Barely a week goes by at the High Court without a deportation case involving an Irish-citizen child being heard. Last Wednesday a Brazilian single mother asked the court to give her the right to challenge her deportation. Marcia Silvia Oliveria Freitas claims the constitutional and human rights of her two-year-old son, who is an Irish citizen, will be breached if she is deported because he will have to leave his country to live in “dire poverty” in a slum in Brazil.

A key argument in this case is that there is very little scope to challenge deportation decisions in Ireland because there is no independent appeals body for immigration cases. A judicial review in the High Court is restricted to considering narrow points of law in how a decision was taken rather than considering the merits of the decision itself.

Ultimately, the Minister for Justice has the right to deport immigrants even if it results in the removal of their Irish child.

There are concerns among human-rights lawyers and non-governmental organisations that the law is stacked too much in favour of the State.

This is resulting in families breaking up following decisions by a legally resident parent (typically a mother) to stay in Ireland with her Irish-citizen child when her partner is deported to his or her home country, or following the decision to take an Irish-born child away when the parent is deported.

“The policy is very short-sighted,” says Sue Conlan, chief executive of the Irish Refugee Council. “It fails to recognise the importance of the family and the need for stability for the family and their part in wider Irish society. The whole emphasis is wrong and often leads to the effective expulsion of Irish-citizen kids.”

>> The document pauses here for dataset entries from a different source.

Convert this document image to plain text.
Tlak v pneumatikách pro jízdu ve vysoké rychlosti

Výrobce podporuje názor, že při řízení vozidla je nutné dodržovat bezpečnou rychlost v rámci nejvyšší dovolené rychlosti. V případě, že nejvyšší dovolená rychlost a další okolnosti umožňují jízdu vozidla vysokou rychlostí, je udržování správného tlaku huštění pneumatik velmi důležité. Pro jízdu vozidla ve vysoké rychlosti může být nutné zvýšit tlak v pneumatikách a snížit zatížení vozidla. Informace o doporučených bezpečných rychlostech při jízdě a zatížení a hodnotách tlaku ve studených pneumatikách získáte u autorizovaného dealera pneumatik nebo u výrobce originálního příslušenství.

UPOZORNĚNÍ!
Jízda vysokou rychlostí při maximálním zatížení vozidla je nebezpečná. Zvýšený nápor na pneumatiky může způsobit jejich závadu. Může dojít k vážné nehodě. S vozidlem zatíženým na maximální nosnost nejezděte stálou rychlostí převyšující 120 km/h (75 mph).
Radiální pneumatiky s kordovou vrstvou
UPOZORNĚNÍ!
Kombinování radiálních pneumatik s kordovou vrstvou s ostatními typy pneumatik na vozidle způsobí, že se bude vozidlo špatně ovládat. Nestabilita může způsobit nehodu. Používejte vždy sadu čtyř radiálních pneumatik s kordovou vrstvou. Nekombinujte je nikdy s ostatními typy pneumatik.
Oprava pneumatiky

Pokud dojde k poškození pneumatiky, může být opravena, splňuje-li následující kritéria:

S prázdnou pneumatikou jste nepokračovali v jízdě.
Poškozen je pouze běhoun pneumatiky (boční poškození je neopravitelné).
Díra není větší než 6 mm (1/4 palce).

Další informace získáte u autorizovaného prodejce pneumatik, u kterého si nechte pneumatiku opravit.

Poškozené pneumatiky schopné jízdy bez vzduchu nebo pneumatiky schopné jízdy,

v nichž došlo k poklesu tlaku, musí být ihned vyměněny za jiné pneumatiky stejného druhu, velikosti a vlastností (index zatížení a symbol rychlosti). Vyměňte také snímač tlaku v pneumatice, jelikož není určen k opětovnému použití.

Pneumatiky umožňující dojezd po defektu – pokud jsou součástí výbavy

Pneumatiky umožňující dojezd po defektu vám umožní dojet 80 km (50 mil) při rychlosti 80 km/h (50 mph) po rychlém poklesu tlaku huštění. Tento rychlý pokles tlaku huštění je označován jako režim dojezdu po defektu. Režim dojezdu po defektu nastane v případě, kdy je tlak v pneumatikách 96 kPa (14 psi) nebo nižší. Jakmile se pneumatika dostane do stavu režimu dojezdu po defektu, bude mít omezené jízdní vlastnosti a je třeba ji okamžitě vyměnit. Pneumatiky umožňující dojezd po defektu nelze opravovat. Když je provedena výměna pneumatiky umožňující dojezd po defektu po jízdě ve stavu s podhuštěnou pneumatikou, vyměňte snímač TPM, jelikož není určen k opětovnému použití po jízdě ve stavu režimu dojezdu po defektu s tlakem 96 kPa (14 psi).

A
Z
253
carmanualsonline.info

Caroline Hurley has decided she will not leave Abigail behind if the Garda arrive to take her away in the coming days. This means her own deportation order will become a de-facto deportation order for her child.

“I am scared about how she would cope in Nigeria. She is not used to the climate or the conditions, which are tough. But I can’t bear to be parted from Abigail,” she says.

Of course, like all Irish-citizen children forced to leave the country, Abigail is free to return to Ireland when she can.

Given the circumstances of her departure, what type of relationship she will have with her father and her home country is anyone’s guess.